Gabriella439 commented 9 years ago

Alright, then I'll go back to the original withSpawn, except with a tuple argument for the callback

michaelt commented 9 years ago

I went through the tutorial examples trying to see if spawn' (@k0001's spawn) worked for all of them, and also trying @k0001 's withSpawn . All but one of the examples work, I think, replacing performGC with atomically seal. The bad case is main3 and main3' at line 337 in this mess https://gist.github.com/michaelt/7f7b07cf7db222a5207d Here, 'the workers are on strike' and each worker proposes to take two tasks before the buffer closes down. But if we mechanically use atomically seal of course the whole thing closes when any of them accepts a second task, rather than waiting for each to take a second task. I guess this makes the attraction of performGC a little clearer to me. (atomically seal is much clearer, indeed it is transparent why the program main3 is acting 'correctly')

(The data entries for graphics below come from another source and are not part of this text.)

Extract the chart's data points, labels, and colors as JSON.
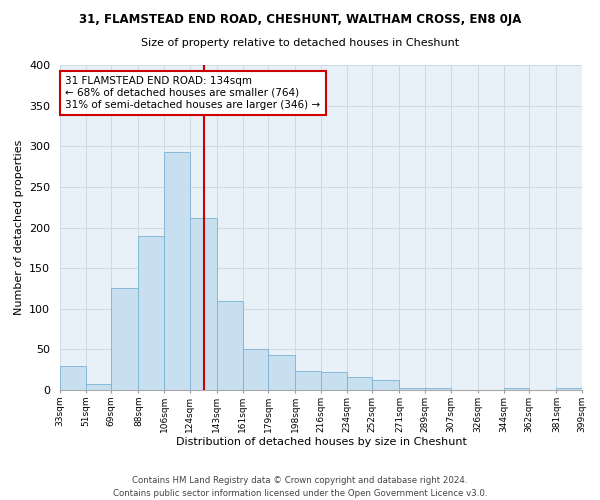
{
  "title": "31, FLAMSTEAD END ROAD, CHESHUNT, WALTHAM CROSS, EN8 0JA",
  "subtitle": "Size of property relative to detached houses in Cheshunt",
  "xlabel": "Distribution of detached houses by size in Cheshunt",
  "ylabel": "Number of detached properties",
  "bar_color": "#c8dff0",
  "bar_edge_color": "#7ab3d3",
  "background_color": "#ffffff",
  "grid_color": "#d0d8e4",
  "vline_x": 134,
  "vline_color": "#cc0000",
  "annotation_text": "31 FLAMSTEAD END ROAD: 134sqm\n← 68% of detached houses are smaller (764)\n31% of semi-detached houses are larger (346) →",
  "annotation_box_color": "#ffffff",
  "annotation_box_edge": "#cc0000",
  "footer1": "Contains HM Land Registry data © Crown copyright and database right 2024.",
  "footer2": "Contains public sector information licensed under the Open Government Licence v3.0.",
  "ylim": [
    0,
    400
  ],
  "bin_edges": [
    33,
    51,
    69,
    88,
    106,
    124,
    143,
    161,
    179,
    198,
    216,
    234,
    252,
    271,
    289,
    307,
    326,
    344,
    362,
    381,
    399
  ],
  "bin_heights": [
    30,
    8,
    125,
    190,
    293,
    212,
    110,
    50,
    43,
    23,
    22,
    16,
    12,
    3,
    2,
    0,
    0,
    3,
    0,
    3
  ],
  "tick_labels": [
    "33sqm",
    "51sqm",
    "69sqm",
    "88sqm",
    "106sqm",
    "124sqm",
    "143sqm",
    "161sqm",
    "179sqm",
    "198sqm",
    "216sqm",
    "234sqm",
    "252sqm",
    "271sqm",
    "289sqm",
    "307sqm",
    "326sqm",
    "344sqm",
    "362sqm",
    "381sqm",
    "399sqm"
  ]
}
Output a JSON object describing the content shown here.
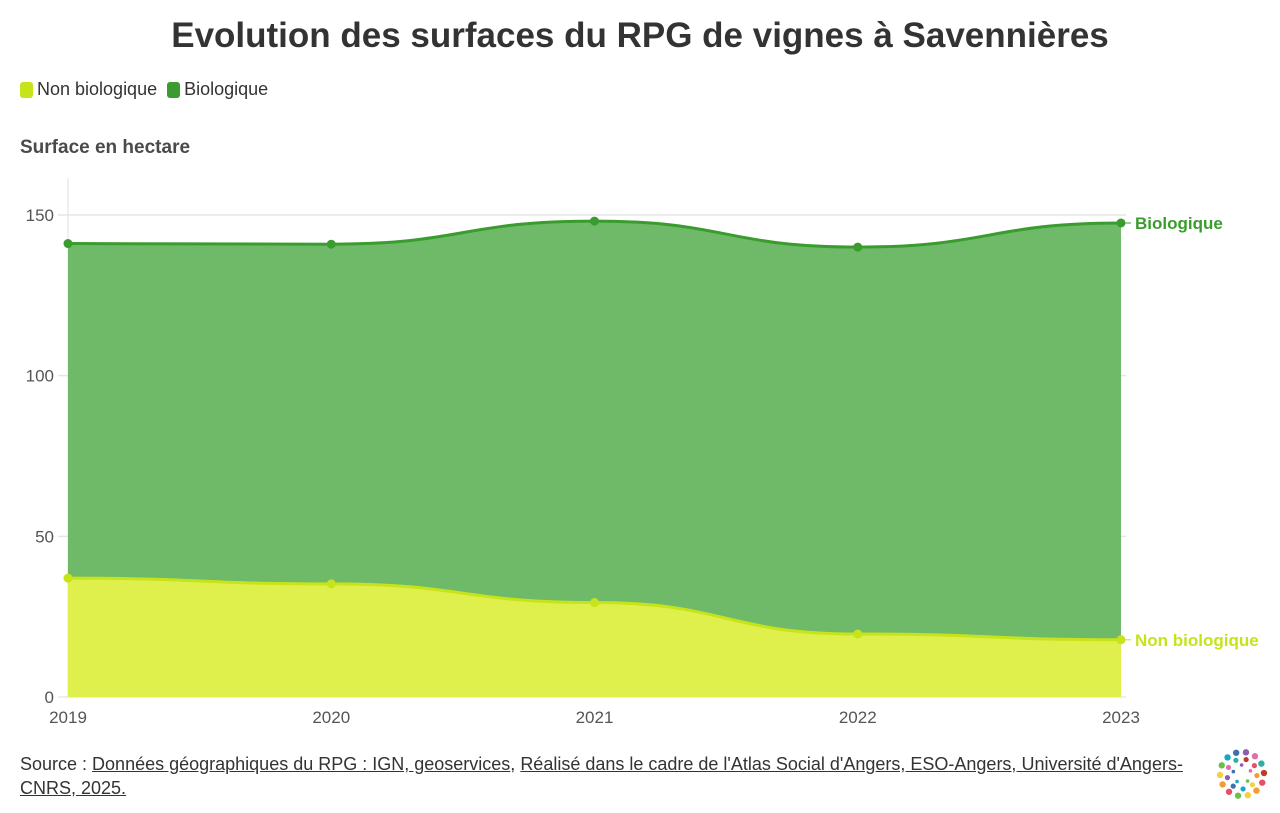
{
  "title": "Evolution des surfaces du RPG de vignes à Savennières",
  "legend": [
    {
      "label": "Non biologique",
      "color": "#c7e31a"
    },
    {
      "label": "Biologique",
      "color": "#3a9c2e"
    }
  ],
  "y_axis_title": "Surface en hectare",
  "footer": {
    "prefix": "Source : ",
    "link1": "Données géographiques du RPG : IGN, geoservices",
    "sep": ", ",
    "link2": "Réalisé dans le cadre de l'Atlas Social d'Angers, ESO-Angers, Université d'Angers-CNRS, 2025."
  },
  "chart_data": {
    "type": "area",
    "stacked": true,
    "title": "Evolution des surfaces du RPG de vignes à Savennières",
    "ylabel": "Surface en hectare",
    "xlabel": "",
    "categories": [
      "2019",
      "2020",
      "2021",
      "2022",
      "2023"
    ],
    "ylim": [
      0,
      160
    ],
    "yticks": [
      0,
      50,
      100,
      150
    ],
    "series": [
      {
        "name": "Non biologique",
        "color": "#c7e31a",
        "fill": "#dfef4c",
        "values": [
          37.0,
          35.2,
          29.4,
          19.6,
          17.8
        ],
        "end_label": "Non biologique"
      },
      {
        "name": "Biologique",
        "color": "#3a9c2e",
        "fill": "#6fba69",
        "values": [
          104.1,
          105.7,
          118.7,
          120.4,
          129.7
        ],
        "end_label": "Biologique"
      }
    ]
  }
}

I couldn't figure out how withSpawn is supposed to be used. The dim-witted employment in cases where there are two asynchronous pipelines around inevitably leads to one pipeline continuing after the other has stopped or else to an stm exception.

PierreR commented 9 years ago

If I might suggest otherwise, I think forcing the use of Managed is perhaps not a great idea given that converting the version of withSpawn I propsed to a Managed (Output a, Input a) is so easy using managed.

Personally as an outsider I don't see it ... When and why is it better to use managed withSpawn ?

Gabriella439 commented 9 years ago

Actually, I was considering going with Managed after all. I think it's proven itself stable enough that it's worth adding as a dependency.

The route I'm actually considering is to first fork off the pipes-independent stuff in a separate concur library that uses Managed and then switch pipes-concurrency to reuse that library.

michaelt commented 9 years ago

More use of managed sounds great in principle. Is there an illustration of the correct use of 'withSpawn' around somewhere, though? In the typical tutorial examples, performGC and atomically seal are necessarily used more than once, so that different pipelines can close down the buffer, emulating the pipes convention that any pipe can close down a pipeline. It is hard to see how withSpawn could rationally have more than one pipeline in its scope, but I think I mustn't understand it.

Gabriella439 commented 9 years ago

Basically, it would look like this (defined in terms of the existing API to simplify this discussion):

spawn2 :: Buffer a -> Managed (Output a, Input a, STM a)
spawn2 buffer = managed (\k ->
    bracket (spawn' buffer) (\(_, _, s) -> atomically s) (\(o, i, _) -> k (o, i) )

In other words, it would automatically call seal for you. You could also provide an alternative formulation that lets the user seal the channel themselves.

michaelt commented 9 years ago

Right so

main = runManaged $ do
   (output, input, seal) <- spawn_managed unbounded
   liftIO $ do 
     as <- forM [1..3] $ \i ->
           async $ do runEffect $ fromInput input  >-> worker i
                      atomically seal
     a  <- async $ do runEffect $ each [1..10] >-> toOutput output
                      atomically seal
     mapM_ wait (a:as)
 where
   worker :: (Show a) => Int -> Consumer a IO r
   worker i = forever $ do
        a <- await
        lift $ threadDelay 1000000  -- 1 second
        lift $ putStrLn $ "Worker #" ++ show i ++ ": Processed " ++ show a

spawn_managed :: Buffer a -> Managed (Output a, Input a, STM ())
spawn_managed buffer = managed $ \k -> 
      bracket (spawn buffer)
              (\(_, _, s) -> atomically s)
              (\(o, i, s) -> k (o, i, s) )

evades the trouble withSpawn seems to have in main1' on line 244 of the damaged version of the tutorial I linked. (Of course above managed isn't showing much of its merit.) The trouble with the protesting workers on line 337 would still be present, but maybe it's is just a matter of reconceiving the program, which was made very simple by the performGC business.

Gabriella439 commented 9 years ago

Yeah, old performGC approach was more powerful, so not all the old use cases will be convertible to thew new approach, unfortunately.